On my way to the post office this morning, I noticed this:
I kicked myself for not having my phone to take some snaps but decided to come back out after I got home. This here scene and the post office are a stone's throw from my front door.
Walking back outside to get my snaps I was reminded once again, and finally accepted I think, that I am made for this weather. I will take a day like this over a hot steamy humid one any time. I do love the sun, just not beaming directly on me for longer than 15 minutes or I fry up and sizzle. Not pretty and neither is my disposition after I've been in the sun for that long.
But this weather, seeing the snow and mist roll over the water, snow flying, my cheeks soaking up the fresh zingy air, I LOVE.
Walking back up to the house I realized, what a perfect time to take a little jaunt and poke around in our yard. I then remembered with a flood of fondness for my childhood in Bowdoinham when I loved to spend time outside in the snow. The world around me always changing and discovering new developments in all the nooks and crannies that was our yard on the Old Post Road. Those times in my childhood where I could wander free and just stare at tree bark, the snow flakes delicate glitterings, and spotting a flash of a red cardinal against the snow are some of my most dear and early memories.
Our yard here on Peaks Island has it's interesting quirks. And the shape of our yard is kind of neat, I think. It's maybe 3/4 of an acre, I can never remember. And though we have a lot of lawn, there is also woodland.
This some what blurry picture of all these branches is our lilacs that hug the edge of our "driveway". Or rather the grassy spot where we park the car when we bring it over on the ferry during parking bans (which we are waiting to hear if there will be one tonight or not) and when we bring something large home. Like a dresser.
But if you look closely, you'll see dark purpley brown buds? Do you see them? To me, when I saw them I was struck by the promise of spring and growth and newness. That's why I love this time of year. It can seem dark and endless and cold because of the short days. But it's also the beginning of a new and fresh cycle for E V E R Y T H I N G.
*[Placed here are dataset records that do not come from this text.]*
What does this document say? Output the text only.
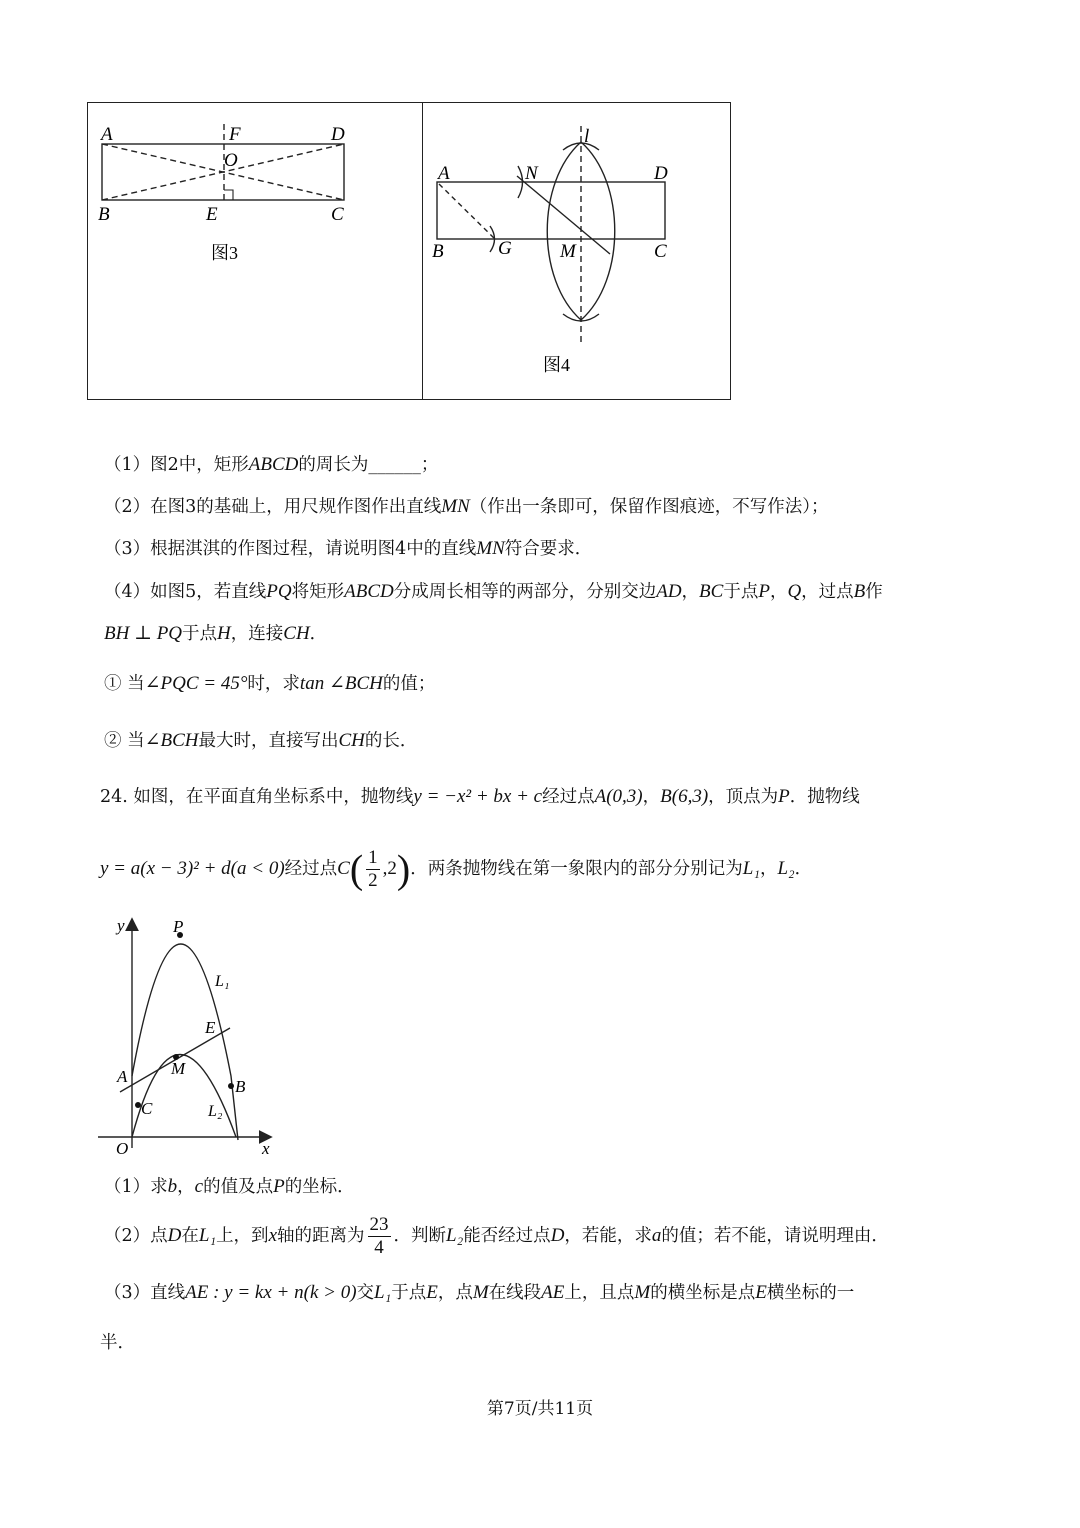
A	F	D
O
B	E	C
图3
l
A	N	D
B	G	M	C
图4
（1）图2中，矩形ABCD的周长为______；
（2）在图3的基础上，用尺规作图作出直线MN（作出一条即可，保留作图痕迹，不写作法）；
（3）根据淇淇的作图过程，请说明图4中的直线MN符合要求．
（4）如图5，若直线PQ将矩形ABCD分成周长相等的两部分，分别交边AD，BC于点P，Q，过点B作
BH ⊥ PQ于点H，连接CH．
① 当∠PQC = 45°时，求tan ∠BCH的值；
② 当∠BCH最大时，直接写出CH的长．
24. 如图，在平面直角坐标系中，抛物线y = −x² + bx + c经过点A(0,3)，B(6,3)，顶点为P．抛物线
y = a(x − 3)² + d(a < 0)经过点$C( \frac{1}{2} ,2)$．两条抛物线在第一象限内的部分分别记为L₁，L₂．
y
x
O
P
L₁
E
A	M
B
C	L₂
（1）求b，c的值及点P的坐标．
（2）点D在L₁上，到x轴的距离为 $\frac{23}{4}$ ．判断L₂能否经过点D，若能，求a的值；若不能，请说明理由．
（3）直线AE : y = kx + n(k > 0)交L₁于点E，点M在线段AE上，且点M的横坐标是点E横坐标的一
半．
第7页/共11页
This red out building is our very very soon to be painting studio. It was a garden shed that Jubal used for years before I came on the scene. When we first got engaged back in April of 2011 and where making plans to move me here, he came up with the idea to turn it into a studio for us both. Jubal, though he doesn't talk about it much, if at all, is an amazing artist, drawing a lot as a kid and took a few art courses in college. I look forward to seeing him in here when he takes breaks from his computer work. And I also look forward to letting the paints fly and the color splashing everywhere and getting covered in finding my way back to my oils.
So here's the part that inspired my curiosities for the walk and what I found in the end. Something about talking walks, even for 10 minutes can do such a world of good for my soul. Now to look at this piece of property that is behind the studio, you may not think it looks like much. A lot of brush and ugly gnarly looking vines, shrubs, logs, and what nots. But to really look closer, so much more is discovered. Also, this was the first time I have been back there since it snowed and my goal was to discover what berries lay about as they really stand out against the snow.
The first twig on the left I picked because the leaves looked very rosy. The plant itself looked forlorn, forgotten, and sad. Jubal confirmed it's a sad old sea rose bush. I got really excited and he said, we can plant a new one because this one was small and crazy looking and far off in the waste land of our back yard near a drainage ditch. I told him, no, this one is here and I love the idea of coaxing it back to life and maybe making a small woodland garden right around that rose bush. I'll let you know how it turns out this summer.
The second twig is barberry Berberis canadensis. I popped a berry between my fingers and the color was so bright red. I discovered quite a good amount for collecting later.
And the third twig is black night shade Solanum americanum. I popped this berry between my fingers and a very dark but bright purple was the color. I also found a ton of it up in the woody hill. Maybe I'll name this piece of property, Lilac Hill instead. It sounds nicer.
So that was my foraging walk. I hear it's suppose to warm up on Sunday. I'll go back out then and collect these berries and do a dye experiment with sample yarns. Will post a tutorial later. Until then, starting next week, I'll be posting a dye tutorial at least once a week. First up being apple barks.
My wish for you, think about this New Year. What does this time of year mean for you? Talk a walk outside a choose a path to meander around in that you don't normally tread. And notice the newness of a space that is always there and let it uplift you and bring freshness into your mind. And if you want to share your walk, or what you love about your yard or neighborhood, consider posting it here. I would love to hear from you.